The Air Force wants manna from Heaven.
The Air Force is interested in extremely rapid resupply:
The space infrastructure company Sierra Space announced Oct. 3 it has secured backing from the U.S. Air Force Research Laboratory (AFRL) to advance its “Ghost” spacecraft, a system designed to deliver cargo from space to any location on Earth in under 90 minutes.
Known for developing space habitats and vehicles like the Dream Chaser spaceplane, Sierra Space won a contract of undisclosed value as part of the AFRL’s Rocket Experimentation for Global Agile Logistics (REGAL) program. The Air Force is exploring the potential of space vehicles to rapidly transport critical supplies from orbital warehouses back to Earth. This could include reusable reentry vehicles capable of delivering payloads from prepositioned stocks in orbit.

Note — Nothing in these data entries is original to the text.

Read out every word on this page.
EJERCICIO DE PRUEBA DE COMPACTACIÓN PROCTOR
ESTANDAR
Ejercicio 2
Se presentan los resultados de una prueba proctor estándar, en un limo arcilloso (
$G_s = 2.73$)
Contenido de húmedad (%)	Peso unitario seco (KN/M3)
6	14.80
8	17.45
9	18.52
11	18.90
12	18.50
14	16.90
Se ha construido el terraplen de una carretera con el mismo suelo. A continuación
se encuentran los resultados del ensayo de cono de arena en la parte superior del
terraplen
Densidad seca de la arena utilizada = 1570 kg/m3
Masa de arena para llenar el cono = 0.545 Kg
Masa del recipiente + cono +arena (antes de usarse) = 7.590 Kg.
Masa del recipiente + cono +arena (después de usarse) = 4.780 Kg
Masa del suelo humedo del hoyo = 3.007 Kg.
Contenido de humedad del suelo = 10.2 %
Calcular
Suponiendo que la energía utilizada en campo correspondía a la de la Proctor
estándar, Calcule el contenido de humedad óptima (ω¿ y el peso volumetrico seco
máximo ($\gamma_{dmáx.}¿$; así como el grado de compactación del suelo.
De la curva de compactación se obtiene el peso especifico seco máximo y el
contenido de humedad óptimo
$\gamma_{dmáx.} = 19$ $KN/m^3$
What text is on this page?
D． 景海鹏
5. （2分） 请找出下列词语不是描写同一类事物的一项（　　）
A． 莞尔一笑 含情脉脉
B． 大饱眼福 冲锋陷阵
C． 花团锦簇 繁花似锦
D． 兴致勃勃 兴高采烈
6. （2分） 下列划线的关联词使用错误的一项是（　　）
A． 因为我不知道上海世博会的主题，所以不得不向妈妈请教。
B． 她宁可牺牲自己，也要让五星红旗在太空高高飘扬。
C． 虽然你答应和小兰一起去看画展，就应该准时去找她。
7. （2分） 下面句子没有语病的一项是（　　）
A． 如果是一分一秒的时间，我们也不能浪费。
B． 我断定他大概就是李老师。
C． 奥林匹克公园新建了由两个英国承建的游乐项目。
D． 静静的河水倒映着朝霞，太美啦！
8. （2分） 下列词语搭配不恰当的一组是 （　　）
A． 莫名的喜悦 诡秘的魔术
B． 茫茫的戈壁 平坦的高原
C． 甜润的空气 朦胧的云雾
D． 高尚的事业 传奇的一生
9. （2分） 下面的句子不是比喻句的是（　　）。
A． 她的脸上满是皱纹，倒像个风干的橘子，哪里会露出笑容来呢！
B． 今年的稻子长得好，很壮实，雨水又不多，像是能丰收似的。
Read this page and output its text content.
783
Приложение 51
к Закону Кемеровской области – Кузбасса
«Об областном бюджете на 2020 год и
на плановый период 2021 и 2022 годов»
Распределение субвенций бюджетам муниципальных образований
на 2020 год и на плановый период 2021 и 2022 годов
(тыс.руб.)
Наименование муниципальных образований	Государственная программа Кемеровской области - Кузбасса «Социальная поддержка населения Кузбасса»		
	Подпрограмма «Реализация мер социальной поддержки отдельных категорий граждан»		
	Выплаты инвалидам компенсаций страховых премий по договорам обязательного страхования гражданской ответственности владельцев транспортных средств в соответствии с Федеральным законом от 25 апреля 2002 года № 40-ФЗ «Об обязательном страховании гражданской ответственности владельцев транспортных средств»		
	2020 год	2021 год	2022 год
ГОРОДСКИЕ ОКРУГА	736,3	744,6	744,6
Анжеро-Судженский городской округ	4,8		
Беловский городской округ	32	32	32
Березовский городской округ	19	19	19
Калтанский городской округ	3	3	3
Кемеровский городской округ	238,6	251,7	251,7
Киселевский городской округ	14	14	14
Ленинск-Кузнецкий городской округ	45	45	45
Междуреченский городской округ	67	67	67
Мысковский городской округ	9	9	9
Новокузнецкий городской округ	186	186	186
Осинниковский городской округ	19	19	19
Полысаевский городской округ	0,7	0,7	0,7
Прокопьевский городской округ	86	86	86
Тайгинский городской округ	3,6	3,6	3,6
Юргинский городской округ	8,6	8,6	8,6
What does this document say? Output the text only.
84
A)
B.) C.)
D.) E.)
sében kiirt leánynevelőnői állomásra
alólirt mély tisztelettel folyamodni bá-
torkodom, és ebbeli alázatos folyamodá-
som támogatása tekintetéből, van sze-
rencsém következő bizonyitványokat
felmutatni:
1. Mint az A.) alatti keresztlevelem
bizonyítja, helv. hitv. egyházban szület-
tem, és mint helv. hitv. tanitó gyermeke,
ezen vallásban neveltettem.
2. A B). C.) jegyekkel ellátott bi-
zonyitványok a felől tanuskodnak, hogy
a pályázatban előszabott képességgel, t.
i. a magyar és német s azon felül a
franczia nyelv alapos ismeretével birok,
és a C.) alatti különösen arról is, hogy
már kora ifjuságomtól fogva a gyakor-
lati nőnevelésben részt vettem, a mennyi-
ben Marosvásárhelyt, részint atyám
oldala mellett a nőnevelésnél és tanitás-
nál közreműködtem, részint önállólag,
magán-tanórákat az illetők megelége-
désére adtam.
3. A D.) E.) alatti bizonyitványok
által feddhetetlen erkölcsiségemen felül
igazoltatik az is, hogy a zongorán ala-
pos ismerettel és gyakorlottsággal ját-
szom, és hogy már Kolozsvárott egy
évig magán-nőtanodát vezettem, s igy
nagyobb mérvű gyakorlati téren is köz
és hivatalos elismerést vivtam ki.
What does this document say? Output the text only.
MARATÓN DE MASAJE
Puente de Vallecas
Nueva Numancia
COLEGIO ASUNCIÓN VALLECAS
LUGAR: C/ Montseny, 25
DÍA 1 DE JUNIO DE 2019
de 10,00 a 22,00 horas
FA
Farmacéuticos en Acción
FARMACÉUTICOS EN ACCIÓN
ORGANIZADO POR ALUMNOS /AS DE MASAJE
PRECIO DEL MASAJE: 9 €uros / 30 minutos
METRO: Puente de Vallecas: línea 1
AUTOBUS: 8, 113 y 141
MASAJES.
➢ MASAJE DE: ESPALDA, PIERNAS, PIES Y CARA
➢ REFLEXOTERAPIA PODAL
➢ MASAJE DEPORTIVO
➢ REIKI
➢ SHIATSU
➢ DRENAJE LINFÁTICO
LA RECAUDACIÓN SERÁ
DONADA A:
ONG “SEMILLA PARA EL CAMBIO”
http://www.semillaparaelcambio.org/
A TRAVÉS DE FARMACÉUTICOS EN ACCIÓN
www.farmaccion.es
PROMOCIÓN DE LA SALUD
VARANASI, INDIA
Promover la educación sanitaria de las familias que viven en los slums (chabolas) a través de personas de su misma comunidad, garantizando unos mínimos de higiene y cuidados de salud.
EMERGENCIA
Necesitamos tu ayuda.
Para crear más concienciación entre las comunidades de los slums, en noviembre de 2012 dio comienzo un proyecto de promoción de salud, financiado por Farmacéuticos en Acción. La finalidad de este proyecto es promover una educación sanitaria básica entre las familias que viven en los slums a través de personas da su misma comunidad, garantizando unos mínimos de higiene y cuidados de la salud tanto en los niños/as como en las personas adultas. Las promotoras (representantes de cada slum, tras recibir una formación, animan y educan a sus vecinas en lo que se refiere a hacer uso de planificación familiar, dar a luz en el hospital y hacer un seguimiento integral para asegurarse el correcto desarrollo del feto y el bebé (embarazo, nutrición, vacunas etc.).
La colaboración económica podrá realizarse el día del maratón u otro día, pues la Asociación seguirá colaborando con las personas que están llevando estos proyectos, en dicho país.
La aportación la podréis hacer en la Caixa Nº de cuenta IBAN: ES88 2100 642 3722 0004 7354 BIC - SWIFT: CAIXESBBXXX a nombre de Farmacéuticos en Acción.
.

Oh FFS. We'll spend money to put supplies in space so we can get it to Earth quickly? And we'll either know what we'll need or put lots in orbit to cover any contingency? The reasons given for why we might need that capability are BS. Not even SpaceX makes that cost effective.
And it is interesting that the Air Force is seeking a mission that you'd think Space Force should have--if it made sense. Which it doesn't. It isn't just the Army that the Air Force jealously guards its turf from.
Yes, yes, I know Space Force is officially within the Department of the Air Force. Yet the Air Force was once a part of the Army. The Air Force apparently wants to nip any future problems in the bud by not making an Army-like problem that exacerbates different priorities for air power.
Any mission that requires 90 minutes to resupply--with a tiny amount of supplies that a reentry vehicle could carry--is already doomed. Spend the money on C-17s.